Of the artists Pond found on returning to his homeland in the 1990s, perhaps the biggest and most poignant surprise was Master Mek. Pond found him in Battambang – his own hometown in north-west Cambodia – living on the streets. He was one of the original artists to join Pond in his project, which took off after he got significant funding from friends in the states.

But funding wasn’t the only challenge facing Pond as he set up CLA. Because so few of the country’s artists had survived, and old records and music sheets destroyed, he found a huge void in the country’s cultural heritage. Many young people were listening to international pop music, he said. “They were hip-hopping in Cambodia from all over the world. They were listening to Korean pop, American pop, rappers. People were looking outside instead of learning their own traditional music.”

There is a huge number of NGOs operating in Cambodia, in many cases running basic services. Many, including the academic Sophal Ear who wrote the book Aid Dependence in Cambodia: How Foreign Assistance Undermines Democracy, have criticised this landscape for enabling government corruption.

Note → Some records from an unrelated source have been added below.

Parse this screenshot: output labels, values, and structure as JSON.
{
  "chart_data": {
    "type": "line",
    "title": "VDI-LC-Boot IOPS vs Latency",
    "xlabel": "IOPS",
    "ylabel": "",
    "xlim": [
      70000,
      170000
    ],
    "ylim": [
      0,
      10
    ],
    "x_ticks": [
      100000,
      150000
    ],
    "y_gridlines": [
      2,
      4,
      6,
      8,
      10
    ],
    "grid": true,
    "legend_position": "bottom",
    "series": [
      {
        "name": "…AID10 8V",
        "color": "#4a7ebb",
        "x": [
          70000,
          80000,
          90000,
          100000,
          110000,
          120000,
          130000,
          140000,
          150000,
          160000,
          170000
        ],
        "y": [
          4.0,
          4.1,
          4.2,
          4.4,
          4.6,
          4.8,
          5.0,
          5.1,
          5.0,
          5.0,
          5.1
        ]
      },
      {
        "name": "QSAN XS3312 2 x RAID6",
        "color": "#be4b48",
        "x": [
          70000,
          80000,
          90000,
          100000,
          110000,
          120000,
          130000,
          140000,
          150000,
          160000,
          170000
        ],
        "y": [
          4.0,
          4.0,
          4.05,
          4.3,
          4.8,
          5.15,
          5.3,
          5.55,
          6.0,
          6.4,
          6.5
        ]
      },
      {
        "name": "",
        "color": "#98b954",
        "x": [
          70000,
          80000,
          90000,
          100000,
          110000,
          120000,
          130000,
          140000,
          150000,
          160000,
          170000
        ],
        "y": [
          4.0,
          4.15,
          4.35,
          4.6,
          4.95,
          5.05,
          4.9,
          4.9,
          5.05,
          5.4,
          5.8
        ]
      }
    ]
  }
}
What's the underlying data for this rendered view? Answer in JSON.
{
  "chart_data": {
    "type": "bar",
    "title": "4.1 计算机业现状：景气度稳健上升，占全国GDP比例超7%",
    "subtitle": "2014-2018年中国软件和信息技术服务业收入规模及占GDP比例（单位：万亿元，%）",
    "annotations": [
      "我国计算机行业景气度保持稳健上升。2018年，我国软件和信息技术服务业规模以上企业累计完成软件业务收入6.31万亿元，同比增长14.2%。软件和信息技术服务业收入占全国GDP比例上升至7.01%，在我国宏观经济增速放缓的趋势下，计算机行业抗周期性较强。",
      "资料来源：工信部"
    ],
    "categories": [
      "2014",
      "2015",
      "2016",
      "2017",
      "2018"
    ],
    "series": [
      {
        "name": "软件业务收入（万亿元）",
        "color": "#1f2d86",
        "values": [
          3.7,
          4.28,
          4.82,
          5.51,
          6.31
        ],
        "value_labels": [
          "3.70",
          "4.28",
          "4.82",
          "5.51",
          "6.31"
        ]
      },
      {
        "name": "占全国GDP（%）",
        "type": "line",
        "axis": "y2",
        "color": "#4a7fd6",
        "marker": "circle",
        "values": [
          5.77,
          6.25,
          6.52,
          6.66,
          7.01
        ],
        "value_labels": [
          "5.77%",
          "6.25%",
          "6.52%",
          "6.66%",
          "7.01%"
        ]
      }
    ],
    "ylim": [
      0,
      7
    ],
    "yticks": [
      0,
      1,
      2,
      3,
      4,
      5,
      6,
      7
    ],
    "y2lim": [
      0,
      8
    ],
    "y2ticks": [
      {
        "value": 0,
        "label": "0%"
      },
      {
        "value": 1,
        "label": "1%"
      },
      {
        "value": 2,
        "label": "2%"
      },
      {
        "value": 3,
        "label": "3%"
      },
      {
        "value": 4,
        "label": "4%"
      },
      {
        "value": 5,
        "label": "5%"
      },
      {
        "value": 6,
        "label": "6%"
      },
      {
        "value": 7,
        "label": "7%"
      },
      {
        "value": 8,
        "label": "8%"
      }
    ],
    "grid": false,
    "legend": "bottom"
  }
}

But that’s not a concern for CLA. “There is a lack of resources from the public side and many of the NGOs can help fill these gaps,” says executive director Phloeun Prim. “The ministry of culture has set up an arts and cultural policy, and the arts and cultural NGOs are responding by creating and implementing programming.”

Cambodia, still reeling from decades of conflict, is home to many problems. Forced evictions and deforestation is rife; last year Transparency International ranked the country the 20th most corrupt country in the world. With this in mind, why is it so important to revive the arts? “[Things like] hospitals are important to heal people physically,” said Pond. “But I think restoring the arts restores identity, restores dignity. We can bring people together in harmony, in peace.”